To make perfect soft boiled eggs, push a thumbtack into the round end of the eggs. This prevents them from cracking in the water.
Gently place eggs in boiling water and reduce to a simmer. Cook for six minutes then peel under running water. Place eggs in a small bowl and cover with braising liquid. Placing a paper towel on top will ensure that they are covered and submerged. Let marinate in fridge until ready to use, but no longer than 12 hours.
Mayu is black garlic oil and the easiest thing to make. Grate five cloves of garlic into 1/4 cup sesame oil and cook in a pan until black. It smells weird and you feel like you’re burning it, but trust me, it’s right. I used spicy sesame oil to give it a kick. When finished, set aside. This is used as a condiment.
Okay, now we’ll go into the hard part: the broth. The most traditional broth for ramen is tonkotsu, which is pork based. The creamy stickiness develops from dissolving gelatin, fat, and marrow over hours and hours of boiling. The desired color is a clean, pale, opaque broth. Not brown. To achieve this you need to blanche the bones and clean them with chopsticks under running water.
Cover three pounds of pig trotters (cut into rounds) and two pounds of chicken backs (skin and fat removed) with water and bring to a boil.

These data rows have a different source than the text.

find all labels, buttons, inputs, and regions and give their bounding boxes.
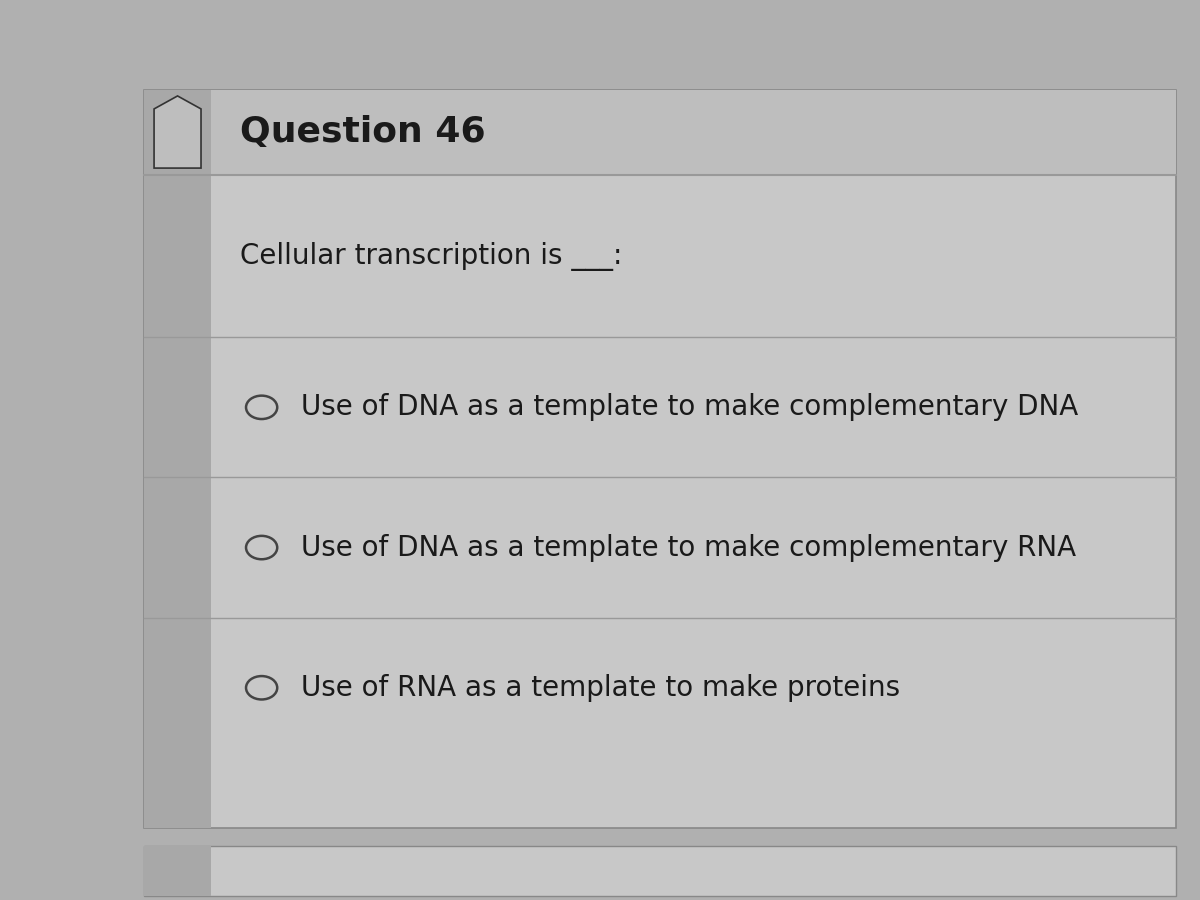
FancyBboxPatch shape: [144, 90, 211, 828]
Text: Use of RNA as a template to make proteins: Use of RNA as a template to make protein…: [301, 674, 900, 702]
FancyBboxPatch shape: [144, 90, 1176, 175]
FancyBboxPatch shape: [144, 90, 1176, 828]
Polygon shape: [154, 96, 202, 168]
Text: Question 46: Question 46: [240, 115, 486, 149]
Text: Cellular transcription is ___:: Cellular transcription is ___:: [240, 241, 623, 271]
FancyBboxPatch shape: [144, 846, 1176, 896]
Text: Use of DNA as a template to make complementary DNA: Use of DNA as a template to make complem…: [301, 393, 1078, 421]
Text: Use of DNA as a template to make complementary RNA: Use of DNA as a template to make complem…: [301, 534, 1075, 562]
FancyBboxPatch shape: [144, 846, 211, 896]
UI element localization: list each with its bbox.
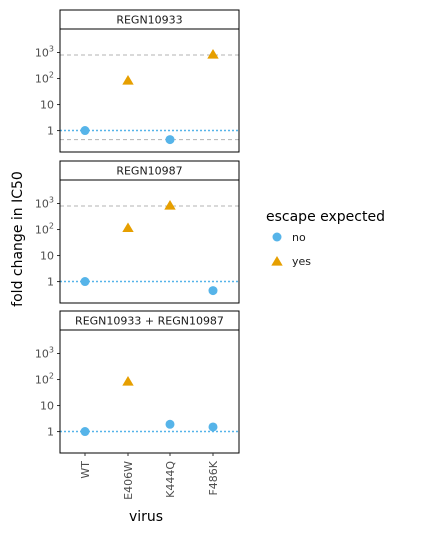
y-tick-label: 1 [47, 125, 54, 138]
point-e406w [122, 75, 134, 85]
legend: escape expected no yes [266, 209, 385, 268]
y-axis-title: fold change in IC50 [10, 171, 26, 307]
legend-label-no: no [292, 231, 306, 244]
panel-regn10933-regn10987: REGN10933 + REGN10987 1 10 102 103 [35, 310, 240, 454]
y-tick-label: 10 [40, 400, 54, 413]
legend-key-no [272, 232, 282, 242]
x-tick-label: E406W [122, 461, 135, 500]
panel-title: REGN10933 + REGN10987 [75, 315, 224, 328]
y-tick-label: 1 [47, 276, 54, 289]
point-e406w [122, 222, 134, 233]
point-e406w [122, 376, 134, 386]
y-tick-label: 103 [35, 195, 54, 210]
point-wt [80, 126, 90, 136]
y-tick-label: 10 [40, 250, 54, 263]
y-tick-label: 102 [35, 222, 54, 237]
y-tick-label: 102 [35, 372, 54, 387]
y-tick-label: 103 [35, 345, 54, 360]
legend-label-yes: yes [292, 255, 311, 268]
point-f486k [208, 422, 218, 432]
panel-title: REGN10933 [116, 14, 182, 27]
x-tick-label: WT [79, 461, 92, 479]
point-f486k [208, 286, 218, 296]
panel-border [59, 329, 240, 454]
y-tick-label: 1 [47, 426, 54, 439]
x-tick-label: K444Q [164, 461, 177, 498]
point-k444q [165, 135, 175, 145]
point-k444q [164, 200, 176, 210]
legend-key-yes [271, 256, 283, 266]
point-wt [80, 427, 90, 437]
legend-title: escape expected [266, 209, 385, 225]
y-tick-label: 103 [35, 44, 54, 59]
panel-border [59, 28, 240, 153]
y-tick-label: 102 [35, 71, 54, 86]
panels-layer: REGN10933110102103REGN10987110102103REGN… [35, 9, 240, 454]
y-tick-label: 10 [40, 99, 54, 112]
point-k444q [165, 419, 175, 429]
x-tick-label: F486K [207, 460, 220, 495]
panel-title: REGN10987 [116, 165, 182, 178]
x-axis: WT E406W K444Q F486K [79, 453, 220, 500]
panel-regn10987: REGN10987 1 10 102 103 [35, 160, 240, 304]
point-f486k [207, 49, 219, 59]
point-wt [80, 277, 90, 287]
panel-regn10933: REGN10933 1 10 102 103 [35, 9, 240, 153]
panel-border [59, 179, 240, 304]
x-axis-title: virus [129, 509, 163, 525]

Dump everything into the sink and start cleaning those bones. When you scrub off every bit that isn’t white or light beige, toss it all back into the pot.

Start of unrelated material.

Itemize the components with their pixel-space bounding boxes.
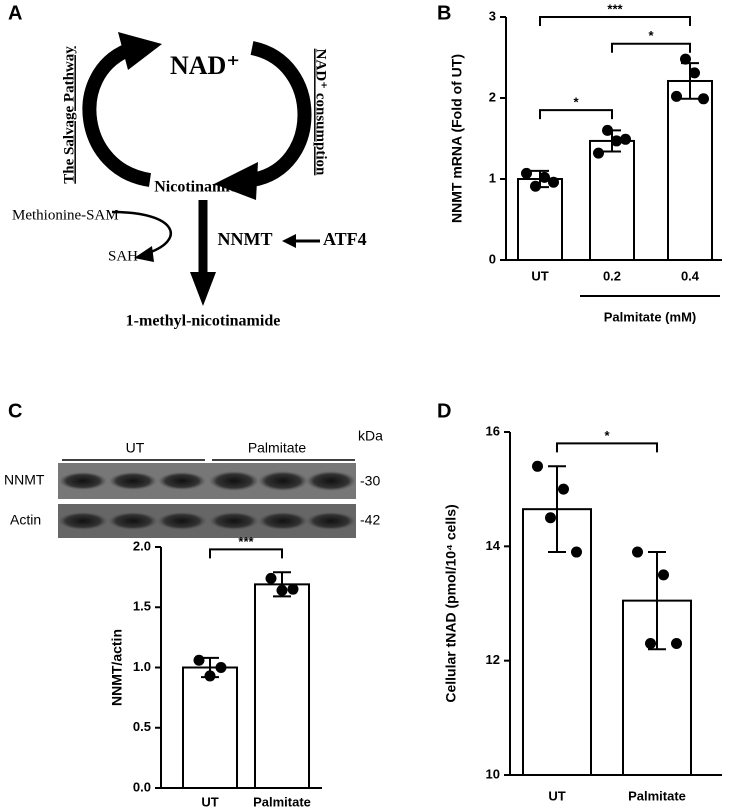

Next you want to add aromatics. It’s traditional to use charred onion, garlic and ginger. Leave the skins on and just give a rough chop. Char in a hot pan with vegetable oil until nice and black.
Next add in some mushrooms and scallion whites. We’re going for umami here, so don’t be shy.

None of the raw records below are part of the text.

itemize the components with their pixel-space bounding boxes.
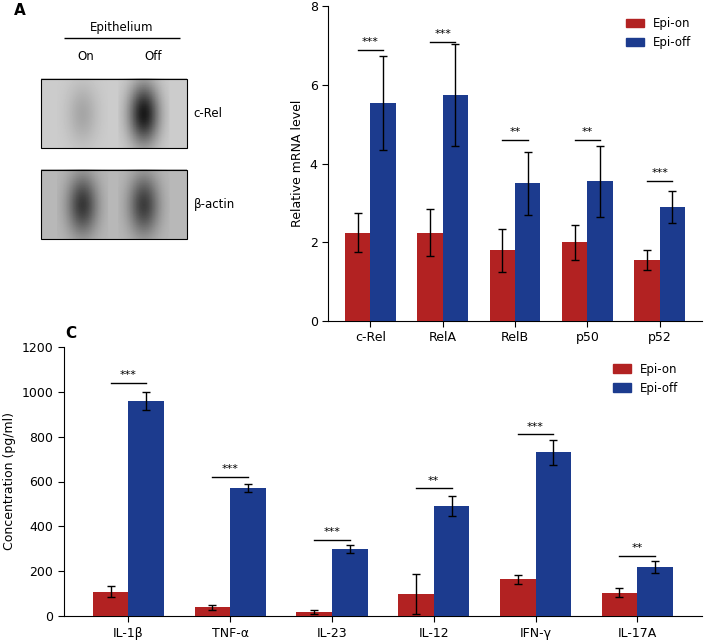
Bar [194,607,230,616]
Y-axis label: Concentration (pg/ml): Concentration (pg/ml) [3,413,16,550]
Text: **: ** [428,476,440,485]
Bar [230,489,266,616]
Text: ***: *** [527,422,544,431]
Bar [535,452,571,616]
Text: c-Rel: c-Rel [194,107,223,120]
Legend: Epi-on, Epi-off: Epi-on, Epi-off [621,12,696,54]
Bar [635,260,659,321]
Text: ***: *** [120,370,137,380]
Text: Off: Off [145,51,162,64]
Y-axis label: Relative mRNA level: Relative mRNA level [291,100,304,227]
Bar [434,506,469,616]
Bar [637,567,673,616]
Text: ***: *** [362,37,379,46]
Bar [587,182,613,321]
Bar [490,250,515,321]
Text: **: ** [509,127,520,137]
Text: ***: *** [435,29,451,39]
Bar [515,184,540,321]
Bar [370,103,396,321]
Text: A: A [14,3,26,18]
Text: ***: *** [323,527,340,537]
Bar [345,232,370,321]
Bar [659,207,685,321]
Bar [398,594,434,616]
Bar [93,592,128,616]
Text: ***: *** [222,464,239,474]
Bar [602,593,637,616]
Bar [500,579,535,616]
Text: On: On [77,51,94,64]
Legend: Epi-on, Epi-off: Epi-on, Epi-off [608,358,683,399]
Text: **: ** [581,127,593,137]
Text: Epithelium: Epithelium [90,21,154,33]
Bar [562,243,587,321]
Bar [442,95,468,321]
Bar [128,401,164,616]
Bar [41,79,187,148]
Bar [41,170,187,239]
Text: C: C [65,326,77,342]
Text: β-actin: β-actin [194,198,235,211]
Text: ***: *** [651,168,668,178]
Bar [296,612,332,616]
Bar [332,549,367,616]
Bar [418,232,442,321]
Text: **: ** [632,543,643,553]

Cover with cold water and bring to a boil.
While boiling, skim off any skum that appears and use a paper towel to keep pot rim clean. After 20 minutes, reduce heat to a low simmer and cover. With the lid on, you want your broth to come to a low rolling boil. Adjust heat accordingly to make that happen. Add a large piece of fatback to cook for four hours. It won’t dissolve into the broth, but will get very soft. You are supposed to whisk a little into each bowl of broth before serving. But I was grossed out by the texture of the boiled fat and threw it out. Hangs head in shame.
Let broth cook for 12-18 hours, topping off with water when necessary. Strain broth a few times to make sure there’s no trace of bones or vegetables. For the record, the broth should look like this:
Also for the record, mine didn’t come out that way. What I ended up with was a decent soup, but it just wasn’t correct. I’m not sure what went wrong in the process. Luckily, my toppings were all good. To assemble your dish, fill bowl with cooked alkaline noodles and top with broth. Then gently place toppings on top in a pleasing arrangement. Take a photo and eat!
Will I keep trying this until I get it right? Maybe. But it’ll be a year or so before I attempt it again. It took a whole damn weekend to make. I envision making this during a cold weekend while I’m snowed in at my country cabin in the mountains.*
*I do not own a country cabin in the mountains. Yet.